Approximating a Binomial Distribution with a Normal Curve

Given some binomial distribution, as long as the expected number of "successes" and the expected number of "failures" are both large enough, we can find a normal curve that approximates the binomial distribution and we can use this normal curve to estimate the various probabilities associated with that binomial distribution.

What exactly constitutes "large enough" varies depending on what textbook you read, but the choice is not completely arbitrary. We shall argue for the following cut offs to be used.

First, watch the following video

Now, let's make sense of the algebra going on here.

Given some Binomial distribution with mean, $\mu$, and standard deviation, $\sigma$, suppose we find the Normal curve with these same parameters.

In order to do a good job of approximating the binomial distribution, the Normal curve must have the bulk of its own distribution between legitimate outcomes for the Binomial distribution.

That is to say, if our Binomial distribution is based on $n$ trials, the bulk of the Normal distribution had better lie somewhere between 0 and $n$.

By "bulk of the Normal distribution", let us be more precise and say "the central 95% of the Normal distribution".

But then, by the empirical rule, we know that the central 95% of any Normal distribution lies within two standard deviations of its mean.
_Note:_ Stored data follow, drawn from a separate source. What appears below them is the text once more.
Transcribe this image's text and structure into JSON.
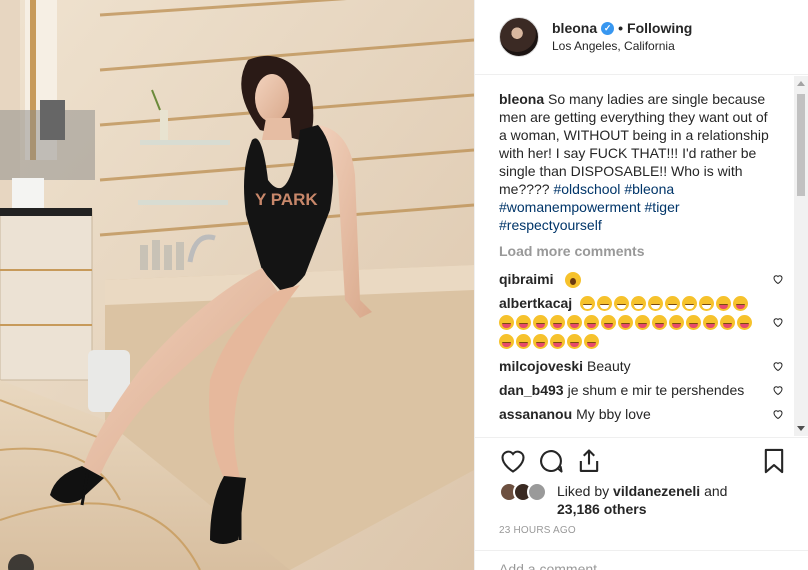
{
  "header": {
    "username": "bleona",
    "verified_icon": "verified-badge-icon",
    "separator": "•",
    "follow_status": "Following",
    "location": "Los Angeles, California"
  },
  "caption": {
    "username": "bleona",
    "text": "So many ladies are single because men are getting everything they want out of a woman, WITHOUT being in a relationship with her! I say FUCK THAT!!! I'd rather be single than DISPOSABLE!! Who is with me????",
    "hashtags": [
      "#oldschool",
      "#bleona",
      "#womanempowerment",
      "#tiger",
      "#respectyourself"
    ]
  },
  "load_more": "Load more comments",
  "comments": [
    {
      "user": "qibraimi",
      "text": "",
      "emoji": "astonished-face"
    },
    {
      "user": "albertkacaj",
      "text": "",
      "emoji": "grinning-and-tongue-faces"
    },
    {
      "user": "milcojoveski",
      "text": "Beauty"
    },
    {
      "user": "dan_b493",
      "text": "je shum e mir te pershendes"
    },
    {
      "user": "assananou",
      "text": "My bby love"
    }
  ],
  "likes": {
    "prefix": "Liked by",
    "user": "vildanezeneli",
    "and": "and",
    "count": "23,186 others"
  },
  "timestamp": "23 HOURS AGO",
  "add_comment_placeholder": "Add a comment…",
  "colors": {
    "hashtag": "#003569",
    "verified": "#3897f0",
    "muted": "#999999"
  }
}
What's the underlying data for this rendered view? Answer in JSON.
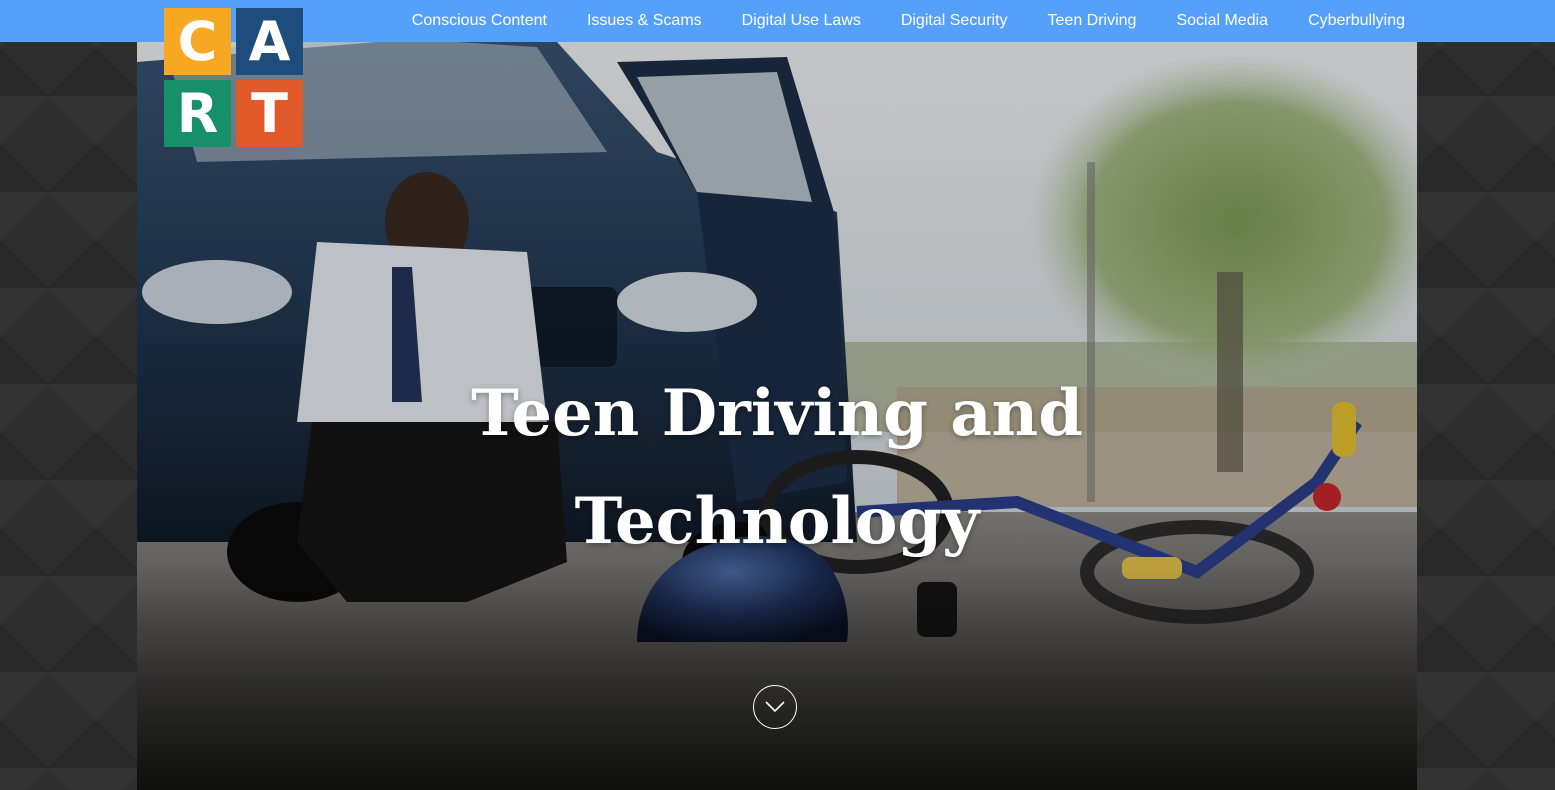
{
  "brand": {
    "logo_letters": [
      "C",
      "A",
      "R",
      "T"
    ],
    "logo_colors": [
      "#f7a823",
      "#1e4c7c",
      "#17906a",
      "#e25a2b"
    ]
  },
  "nav": {
    "items": [
      {
        "label": "Conscious Content"
      },
      {
        "label": "Issues & Scams"
      },
      {
        "label": "Digital Use Laws"
      },
      {
        "label": "Digital Security"
      },
      {
        "label": "Teen Driving"
      },
      {
        "label": "Social Media"
      },
      {
        "label": "Cyberbullying"
      }
    ]
  },
  "hero": {
    "title_line1": "Teen Driving and",
    "title_line2": "Technology",
    "scroll_icon": "chevron-down-icon"
  },
  "colors": {
    "nav_bar": "#55a0fb",
    "page_background": "#2e2e2e",
    "nav_text": "#ffffff",
    "hero_title": "#ffffff"
  }
}
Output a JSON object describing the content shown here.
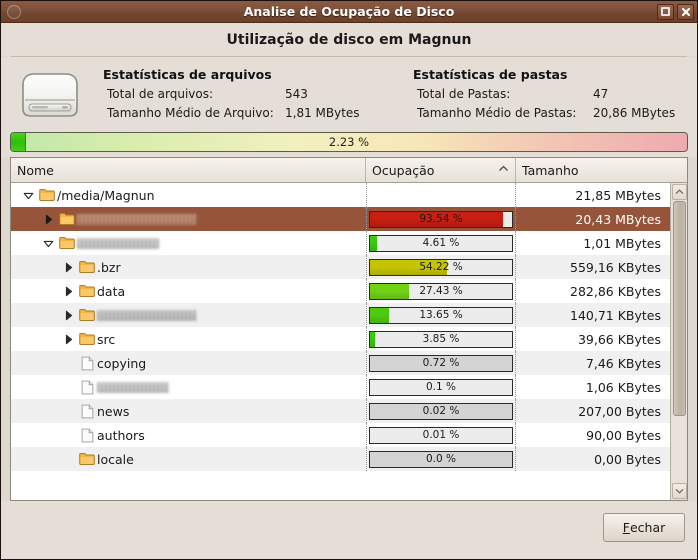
{
  "window": {
    "title": "Analise de Ocupação de Disco",
    "menu_icon": "window-menu-icon",
    "maximize_icon": "maximize-icon",
    "close_icon": "close-icon",
    "titlebar_color": "#7d503b"
  },
  "heading": "Utilização de disco em Magnun",
  "disk_icon": "hard-disk-icon",
  "stats": {
    "files": {
      "title": "Estatísticas de arquivos",
      "rows": [
        {
          "label": "Total de arquivos:",
          "value": "543"
        },
        {
          "label": "Tamanho Médio de Arquivo:",
          "value": "1,81 MBytes"
        }
      ]
    },
    "folders": {
      "title": "Estatísticas de pastas",
      "rows": [
        {
          "label": "Total de Pastas:",
          "value": "47"
        },
        {
          "label": "Tamanho Médio de Pastas:",
          "value": "20,86 MBytes"
        }
      ]
    }
  },
  "overall": {
    "label": "2.23 %",
    "percent": 2.23,
    "fill_color": "#2fbf08"
  },
  "tree": {
    "columns": [
      {
        "key": "name",
        "label": "Nome"
      },
      {
        "key": "occupation",
        "label": "Ocupação",
        "sorted": "asc",
        "sort_icon": "chevron-up-icon"
      },
      {
        "key": "size",
        "label": "Tamanho"
      }
    ],
    "rows": [
      {
        "name": "/media/Magnun",
        "redacted": false,
        "icon": "folder-icon",
        "expander": "triangle-down-icon",
        "depth": 0,
        "percent_label": "",
        "percent": null,
        "bar": "none",
        "size": "21,85 MBytes",
        "selected": false
      },
      {
        "name": "",
        "redacted": true,
        "redacted_width": 120,
        "icon": "folder-icon",
        "expander": "triangle-right-icon",
        "depth": 1,
        "percent_label": "93.54 %",
        "percent": 93.54,
        "bar_color": "#c81f12",
        "size": "20,43 MBytes",
        "selected": true
      },
      {
        "name": "",
        "redacted": true,
        "redacted_width": 82,
        "icon": "folder-icon",
        "expander": "triangle-down-icon",
        "depth": 1,
        "percent_label": "4.61 %",
        "percent": 4.61,
        "bar_color": "#3ec80f",
        "size": "1,01 MBytes",
        "selected": false
      },
      {
        "name": ".bzr",
        "redacted": false,
        "icon": "folder-icon",
        "expander": "triangle-right-icon",
        "depth": 2,
        "percent_label": "54.22 %",
        "percent": 54.22,
        "bar_color": "#c5c400",
        "size": "559,16 KBytes",
        "selected": false
      },
      {
        "name": "data",
        "redacted": false,
        "icon": "folder-icon",
        "expander": "triangle-right-icon",
        "depth": 2,
        "percent_label": "27.43 %",
        "percent": 27.43,
        "bar_color": "#6fd215",
        "size": "282,86 KBytes",
        "selected": false
      },
      {
        "name": "",
        "redacted": true,
        "redacted_width": 100,
        "icon": "folder-icon",
        "expander": "triangle-right-icon",
        "depth": 2,
        "percent_label": "13.65 %",
        "percent": 13.65,
        "bar_color": "#4ecb10",
        "size": "140,71 KBytes",
        "selected": false
      },
      {
        "name": "src",
        "redacted": false,
        "icon": "folder-icon",
        "expander": "triangle-right-icon",
        "depth": 2,
        "percent_label": "3.85 %",
        "percent": 3.85,
        "bar_color": "#3ec80f",
        "size": "39,66 KBytes",
        "selected": false
      },
      {
        "name": "copying",
        "redacted": false,
        "icon": "file-icon",
        "expander": "none",
        "depth": 2,
        "percent_label": "0.72 %",
        "percent": 0.72,
        "bar": "flat-dark",
        "size": "7,46 KBytes",
        "selected": false
      },
      {
        "name": "",
        "redacted": true,
        "redacted_width": 72,
        "icon": "file-icon",
        "expander": "none",
        "depth": 2,
        "percent_label": "0.1 %",
        "percent": 0.1,
        "bar": "flat-light",
        "size": "1,06 KBytes",
        "selected": false
      },
      {
        "name": "news",
        "redacted": false,
        "icon": "file-icon",
        "expander": "none",
        "depth": 2,
        "percent_label": "0.02 %",
        "percent": 0.02,
        "bar": "flat-dark",
        "size": "207,00 Bytes",
        "selected": false
      },
      {
        "name": "authors",
        "redacted": false,
        "icon": "file-icon",
        "expander": "none",
        "depth": 2,
        "percent_label": "0.01 %",
        "percent": 0.01,
        "bar": "flat-light",
        "size": "90,00 Bytes",
        "selected": false
      },
      {
        "name": "locale",
        "redacted": false,
        "icon": "folder-icon",
        "expander": "none",
        "depth": 2,
        "percent_label": "0.0 %",
        "percent": 0,
        "bar": "flat-dark",
        "size": "0,00 Bytes",
        "selected": false
      }
    ]
  },
  "scrollbar": {
    "up_icon": "scroll-up-icon",
    "down_icon": "scroll-down-icon"
  },
  "footer": {
    "close_button": {
      "mnemonic": "F",
      "rest": "echar"
    }
  }
}
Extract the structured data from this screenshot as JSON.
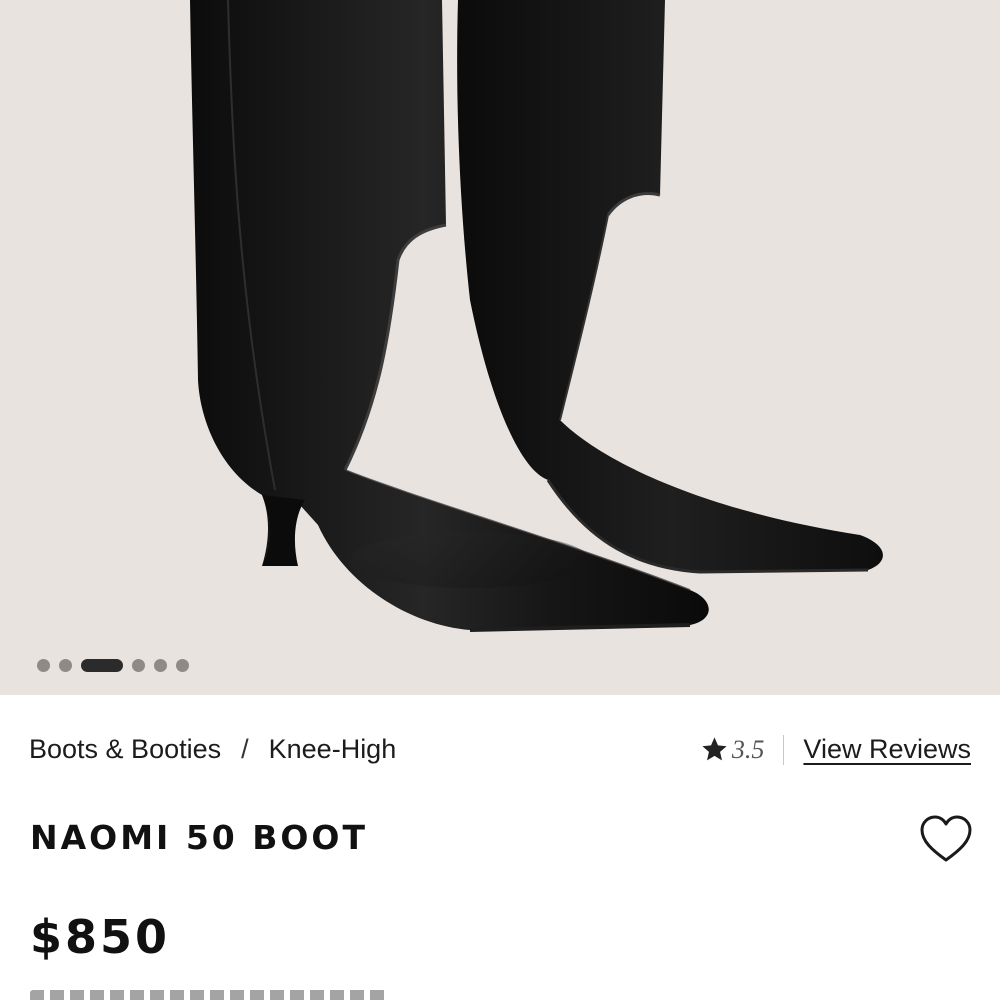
{
  "product": {
    "image_alt": "Black leather knee-high boots with pointed toe and kitten heel",
    "carousel": {
      "total": 6,
      "active_index": 2
    },
    "breadcrumb": {
      "category": "Boots & Booties",
      "separator": "/",
      "subcategory": "Knee-High"
    },
    "rating": {
      "score": "3.5",
      "reviews_link": "View Reviews"
    },
    "name": "NAOMI 50 BOOT",
    "price": "$850"
  },
  "colors": {
    "image_background": "#e9e3e0",
    "boot_leather": "#141414",
    "text": "#1a1a1a",
    "dot_inactive": "#8e8a88",
    "dot_active": "#2b2b2b"
  },
  "icons": {
    "rating": "star-icon",
    "wishlist": "heart-outline-icon"
  }
}
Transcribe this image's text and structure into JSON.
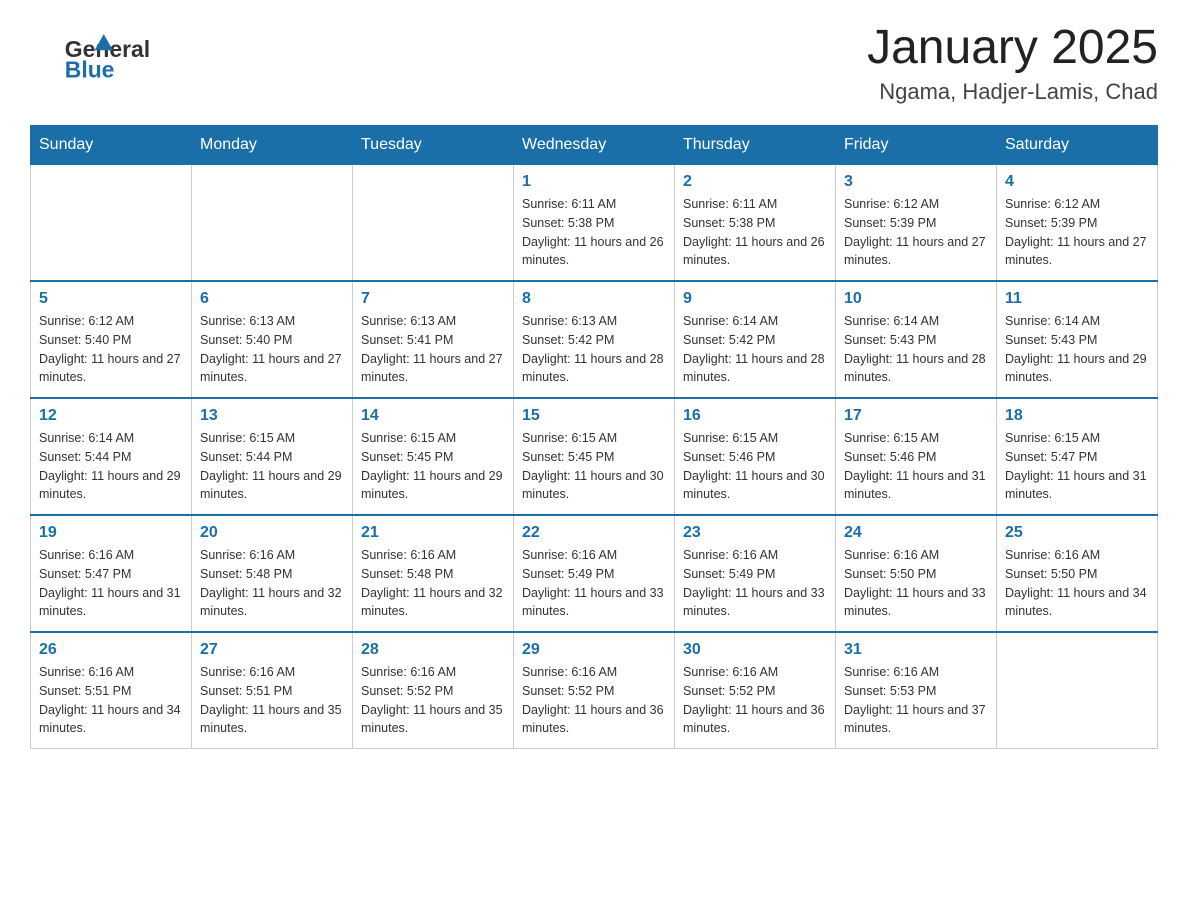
{
  "logo": {
    "general": "General",
    "blue": "Blue"
  },
  "title": "January 2025",
  "subtitle": "Ngama, Hadjer-Lamis, Chad",
  "days_of_week": [
    "Sunday",
    "Monday",
    "Tuesday",
    "Wednesday",
    "Thursday",
    "Friday",
    "Saturday"
  ],
  "weeks": [
    [
      {
        "day": "",
        "info": ""
      },
      {
        "day": "",
        "info": ""
      },
      {
        "day": "",
        "info": ""
      },
      {
        "day": "1",
        "info": "Sunrise: 6:11 AM\nSunset: 5:38 PM\nDaylight: 11 hours and 26 minutes."
      },
      {
        "day": "2",
        "info": "Sunrise: 6:11 AM\nSunset: 5:38 PM\nDaylight: 11 hours and 26 minutes."
      },
      {
        "day": "3",
        "info": "Sunrise: 6:12 AM\nSunset: 5:39 PM\nDaylight: 11 hours and 27 minutes."
      },
      {
        "day": "4",
        "info": "Sunrise: 6:12 AM\nSunset: 5:39 PM\nDaylight: 11 hours and 27 minutes."
      }
    ],
    [
      {
        "day": "5",
        "info": "Sunrise: 6:12 AM\nSunset: 5:40 PM\nDaylight: 11 hours and 27 minutes."
      },
      {
        "day": "6",
        "info": "Sunrise: 6:13 AM\nSunset: 5:40 PM\nDaylight: 11 hours and 27 minutes."
      },
      {
        "day": "7",
        "info": "Sunrise: 6:13 AM\nSunset: 5:41 PM\nDaylight: 11 hours and 27 minutes."
      },
      {
        "day": "8",
        "info": "Sunrise: 6:13 AM\nSunset: 5:42 PM\nDaylight: 11 hours and 28 minutes."
      },
      {
        "day": "9",
        "info": "Sunrise: 6:14 AM\nSunset: 5:42 PM\nDaylight: 11 hours and 28 minutes."
      },
      {
        "day": "10",
        "info": "Sunrise: 6:14 AM\nSunset: 5:43 PM\nDaylight: 11 hours and 28 minutes."
      },
      {
        "day": "11",
        "info": "Sunrise: 6:14 AM\nSunset: 5:43 PM\nDaylight: 11 hours and 29 minutes."
      }
    ],
    [
      {
        "day": "12",
        "info": "Sunrise: 6:14 AM\nSunset: 5:44 PM\nDaylight: 11 hours and 29 minutes."
      },
      {
        "day": "13",
        "info": "Sunrise: 6:15 AM\nSunset: 5:44 PM\nDaylight: 11 hours and 29 minutes."
      },
      {
        "day": "14",
        "info": "Sunrise: 6:15 AM\nSunset: 5:45 PM\nDaylight: 11 hours and 29 minutes."
      },
      {
        "day": "15",
        "info": "Sunrise: 6:15 AM\nSunset: 5:45 PM\nDaylight: 11 hours and 30 minutes."
      },
      {
        "day": "16",
        "info": "Sunrise: 6:15 AM\nSunset: 5:46 PM\nDaylight: 11 hours and 30 minutes."
      },
      {
        "day": "17",
        "info": "Sunrise: 6:15 AM\nSunset: 5:46 PM\nDaylight: 11 hours and 31 minutes."
      },
      {
        "day": "18",
        "info": "Sunrise: 6:15 AM\nSunset: 5:47 PM\nDaylight: 11 hours and 31 minutes."
      }
    ],
    [
      {
        "day": "19",
        "info": "Sunrise: 6:16 AM\nSunset: 5:47 PM\nDaylight: 11 hours and 31 minutes."
      },
      {
        "day": "20",
        "info": "Sunrise: 6:16 AM\nSunset: 5:48 PM\nDaylight: 11 hours and 32 minutes."
      },
      {
        "day": "21",
        "info": "Sunrise: 6:16 AM\nSunset: 5:48 PM\nDaylight: 11 hours and 32 minutes."
      },
      {
        "day": "22",
        "info": "Sunrise: 6:16 AM\nSunset: 5:49 PM\nDaylight: 11 hours and 33 minutes."
      },
      {
        "day": "23",
        "info": "Sunrise: 6:16 AM\nSunset: 5:49 PM\nDaylight: 11 hours and 33 minutes."
      },
      {
        "day": "24",
        "info": "Sunrise: 6:16 AM\nSunset: 5:50 PM\nDaylight: 11 hours and 33 minutes."
      },
      {
        "day": "25",
        "info": "Sunrise: 6:16 AM\nSunset: 5:50 PM\nDaylight: 11 hours and 34 minutes."
      }
    ],
    [
      {
        "day": "26",
        "info": "Sunrise: 6:16 AM\nSunset: 5:51 PM\nDaylight: 11 hours and 34 minutes."
      },
      {
        "day": "27",
        "info": "Sunrise: 6:16 AM\nSunset: 5:51 PM\nDaylight: 11 hours and 35 minutes."
      },
      {
        "day": "28",
        "info": "Sunrise: 6:16 AM\nSunset: 5:52 PM\nDaylight: 11 hours and 35 minutes."
      },
      {
        "day": "29",
        "info": "Sunrise: 6:16 AM\nSunset: 5:52 PM\nDaylight: 11 hours and 36 minutes."
      },
      {
        "day": "30",
        "info": "Sunrise: 6:16 AM\nSunset: 5:52 PM\nDaylight: 11 hours and 36 minutes."
      },
      {
        "day": "31",
        "info": "Sunrise: 6:16 AM\nSunset: 5:53 PM\nDaylight: 11 hours and 37 minutes."
      },
      {
        "day": "",
        "info": ""
      }
    ]
  ]
}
So keeping this region between 0 and $n$ translates into:

$$\mu - 2\sigma \gt 0 \quad \textrm{ and } \quad \mu + 2\sigma \lt n$$

Recalling that the mean of a Binomial distribution is given by $\mu = np$ and its standard deviation is given by $\sigma = \sqrt{npq}$, we may rewrite these two inequalities as

$$np - 2\sqrt{npq} \gt 0 \quad \textrm{ and } \quad np + 2\sqrt{npq} \lt n$$

Let us focus on the first inequality for a moment. First, let us take the square root to the other side,

$$np \gt 2 \sqrt{npq}$$

and then we square both sides so that the radical disappears

$$n^2p^2 \gt 4npq$$

We now notice a common factor of $np$ on both sides, which can be canceled off

$$np \gt 4q$$

Then remembering that $q=1-p$, we make an appropriate substitution

$$np > 4(1-p)$$

And finally, multiplying things out, we get

$$np > 4 - 4p$$

Remember, this inequality is a necessary condition for a Normal curve to do a good job at approximating a Binomial distribution.

Given that the probability of success, $p$, must (by virtue of being a probability) stay between 0 and 1, as long as we ensure that $np$ is 5 or more, this condition gets satisfied!

That's half of the story -- now what about that other inequality...

Let's see, it said that the other condition for a Normal curve to do a good job at approximating a Binomial distribution was

$$np+2\sqrt{npq}\lt n$$

which is equivalent to

$$2\sqrt{npq} \lt n - np$$

We may factor out an $n$ on the right, to get

$$2\sqrt{npq} \lt n(1-p)$$

But then, we notice that $1-p=q$, so we may rewrite things as

$$2\sqrt{npq} \lt nq$$

Now we may argue similar to before, starting with squaring both sides,

$$4npq \lt n^2 q^2$$

dividing both sides by $nq$,

$$4p \lt nq$$

rewriting $p$ in terms of $q$

$$4(1-q) \lt nq$$

and finally, multiplying things out

$$4 - 4q \lt nq$$

Here again, this is a necessary condition to be met if the Normal curve is to do a good job at approximating a Binomial distribution.

So, as before, if we ensure that $nq \gt 5$, then our condition is satisfied (remember, $q$ must be bound between 0 and 1 as well).

In summary, as long as we ensure that

$$np \ge 5 \quad \textrm{ and } \quad nq \ge 5$$

then we may rest assured that the Normal curve will do a very good job at approximating a Binomial distribution.